Abstract

In recent years, liberal democratic societies have struggled with the question of how best to balance expertise and democratic participation in the regulation of emerging technologies. This study aims to explain how national deliberative ethics committees handle the practical tension between scientific expertise, ethical expertise, expert patient input, and lay public input by explaining two institutions' processes for determining the legitimacy or illegitimacy of reasons in public policy decision-making: that of the United Kingdom's Human Fertilisation and Embryology Authority (HFEA) and the United States' American Society for Reproductive Medicine (ASRM). The articulation of these ‘methods of legitimation’ draws on 13 in-depth interviews with HFEA and ASRM members and staff conducted in January and February 2012 in London and over Skype, as well as observation of an HFEA deliberation.
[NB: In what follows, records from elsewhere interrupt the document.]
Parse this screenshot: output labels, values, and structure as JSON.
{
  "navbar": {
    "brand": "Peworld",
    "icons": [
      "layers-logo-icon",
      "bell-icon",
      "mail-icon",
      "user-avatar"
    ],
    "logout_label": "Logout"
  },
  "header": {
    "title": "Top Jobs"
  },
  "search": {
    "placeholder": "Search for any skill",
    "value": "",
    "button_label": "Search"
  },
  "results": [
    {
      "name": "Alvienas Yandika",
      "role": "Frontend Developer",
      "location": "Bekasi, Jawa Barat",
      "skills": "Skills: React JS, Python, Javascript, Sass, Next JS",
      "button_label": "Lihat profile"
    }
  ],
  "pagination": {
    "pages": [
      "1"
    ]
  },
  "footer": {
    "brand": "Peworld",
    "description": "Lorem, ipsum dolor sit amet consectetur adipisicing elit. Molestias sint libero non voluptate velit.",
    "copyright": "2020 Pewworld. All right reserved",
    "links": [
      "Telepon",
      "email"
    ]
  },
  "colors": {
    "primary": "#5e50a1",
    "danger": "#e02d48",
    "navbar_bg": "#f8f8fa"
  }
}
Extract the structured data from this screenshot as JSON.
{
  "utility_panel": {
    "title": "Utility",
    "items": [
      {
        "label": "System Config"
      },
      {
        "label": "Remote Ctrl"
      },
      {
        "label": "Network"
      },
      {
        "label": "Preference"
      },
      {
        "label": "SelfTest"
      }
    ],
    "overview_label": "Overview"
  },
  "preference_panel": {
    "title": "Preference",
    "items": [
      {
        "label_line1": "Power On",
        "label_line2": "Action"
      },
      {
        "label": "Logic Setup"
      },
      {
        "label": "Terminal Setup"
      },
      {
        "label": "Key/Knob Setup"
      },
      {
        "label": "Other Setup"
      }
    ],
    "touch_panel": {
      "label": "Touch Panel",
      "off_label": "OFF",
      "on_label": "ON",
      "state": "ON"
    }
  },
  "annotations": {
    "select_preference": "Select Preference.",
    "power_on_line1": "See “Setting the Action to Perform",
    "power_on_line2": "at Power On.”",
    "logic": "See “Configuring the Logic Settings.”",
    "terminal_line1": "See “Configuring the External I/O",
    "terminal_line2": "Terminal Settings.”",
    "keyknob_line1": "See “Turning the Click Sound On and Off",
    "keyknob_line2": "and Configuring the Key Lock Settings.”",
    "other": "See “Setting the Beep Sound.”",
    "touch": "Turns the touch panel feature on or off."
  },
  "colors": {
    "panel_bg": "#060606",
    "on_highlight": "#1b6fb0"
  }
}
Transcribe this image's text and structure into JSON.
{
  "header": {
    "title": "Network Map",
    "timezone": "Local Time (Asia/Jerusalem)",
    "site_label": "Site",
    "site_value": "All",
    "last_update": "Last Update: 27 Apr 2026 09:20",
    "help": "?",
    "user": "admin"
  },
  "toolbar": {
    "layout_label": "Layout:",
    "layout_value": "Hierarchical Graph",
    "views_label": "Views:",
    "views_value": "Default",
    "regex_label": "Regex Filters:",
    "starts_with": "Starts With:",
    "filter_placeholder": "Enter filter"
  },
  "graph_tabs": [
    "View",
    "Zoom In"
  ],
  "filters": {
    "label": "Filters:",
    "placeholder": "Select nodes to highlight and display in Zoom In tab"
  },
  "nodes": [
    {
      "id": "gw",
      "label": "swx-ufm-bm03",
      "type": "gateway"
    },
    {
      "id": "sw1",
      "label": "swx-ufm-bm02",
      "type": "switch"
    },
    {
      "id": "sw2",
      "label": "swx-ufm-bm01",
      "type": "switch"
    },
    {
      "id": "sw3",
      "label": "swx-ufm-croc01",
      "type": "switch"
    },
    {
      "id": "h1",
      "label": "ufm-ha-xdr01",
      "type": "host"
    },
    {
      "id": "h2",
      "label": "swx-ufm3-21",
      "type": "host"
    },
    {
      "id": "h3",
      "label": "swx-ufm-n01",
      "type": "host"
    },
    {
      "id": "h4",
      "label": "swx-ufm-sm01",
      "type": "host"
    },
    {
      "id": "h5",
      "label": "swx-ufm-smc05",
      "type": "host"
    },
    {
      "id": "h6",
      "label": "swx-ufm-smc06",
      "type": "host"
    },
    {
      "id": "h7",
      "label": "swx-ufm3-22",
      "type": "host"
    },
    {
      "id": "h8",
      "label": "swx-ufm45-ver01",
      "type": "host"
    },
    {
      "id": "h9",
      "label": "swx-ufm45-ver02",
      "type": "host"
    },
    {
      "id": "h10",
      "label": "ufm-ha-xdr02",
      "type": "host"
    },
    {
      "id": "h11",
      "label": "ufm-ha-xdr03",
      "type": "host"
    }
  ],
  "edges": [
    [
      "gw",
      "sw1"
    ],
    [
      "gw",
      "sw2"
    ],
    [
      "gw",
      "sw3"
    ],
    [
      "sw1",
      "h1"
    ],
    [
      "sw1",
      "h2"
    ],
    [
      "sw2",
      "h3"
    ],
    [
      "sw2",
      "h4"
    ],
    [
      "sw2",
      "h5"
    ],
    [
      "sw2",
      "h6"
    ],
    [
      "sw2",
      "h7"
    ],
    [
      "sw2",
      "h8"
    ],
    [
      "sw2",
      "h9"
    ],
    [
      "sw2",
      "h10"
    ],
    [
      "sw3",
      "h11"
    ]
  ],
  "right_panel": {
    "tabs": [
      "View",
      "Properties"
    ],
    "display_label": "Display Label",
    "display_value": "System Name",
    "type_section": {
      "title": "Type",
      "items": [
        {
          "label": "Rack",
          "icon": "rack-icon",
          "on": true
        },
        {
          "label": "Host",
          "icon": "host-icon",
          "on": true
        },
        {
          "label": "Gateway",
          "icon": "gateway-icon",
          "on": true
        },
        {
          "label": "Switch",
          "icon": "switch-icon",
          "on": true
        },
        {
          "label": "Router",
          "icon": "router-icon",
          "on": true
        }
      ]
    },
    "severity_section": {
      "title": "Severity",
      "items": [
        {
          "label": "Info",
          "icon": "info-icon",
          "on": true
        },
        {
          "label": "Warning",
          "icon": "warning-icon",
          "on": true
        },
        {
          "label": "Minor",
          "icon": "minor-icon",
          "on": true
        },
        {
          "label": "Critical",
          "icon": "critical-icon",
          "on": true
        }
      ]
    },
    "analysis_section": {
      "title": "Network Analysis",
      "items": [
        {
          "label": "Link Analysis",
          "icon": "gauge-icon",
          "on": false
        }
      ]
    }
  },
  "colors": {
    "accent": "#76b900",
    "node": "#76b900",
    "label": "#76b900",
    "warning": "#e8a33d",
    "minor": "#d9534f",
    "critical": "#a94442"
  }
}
This study finds that these two institutions employ different methods in rendering certain arguments legitimate and others illegitimate: while the HFEA attempts to ‘balance’ competing reasons but ultimately legitimizes arguments based on health and welfare concerns, the ASRM seeks to ‘filter’ out arguments that challenge reproductive autonomy. The notably different structures and missions of each institution may explain these divergent approaches, as may what Sheila Jasanoff (2005) terms the distinctive ‘civic epistemologies’ of the US and the UK. Significantly for policy makers designing such deliberative committees, each method differs substantially from that explicitly or implicitly endorsed by the institution.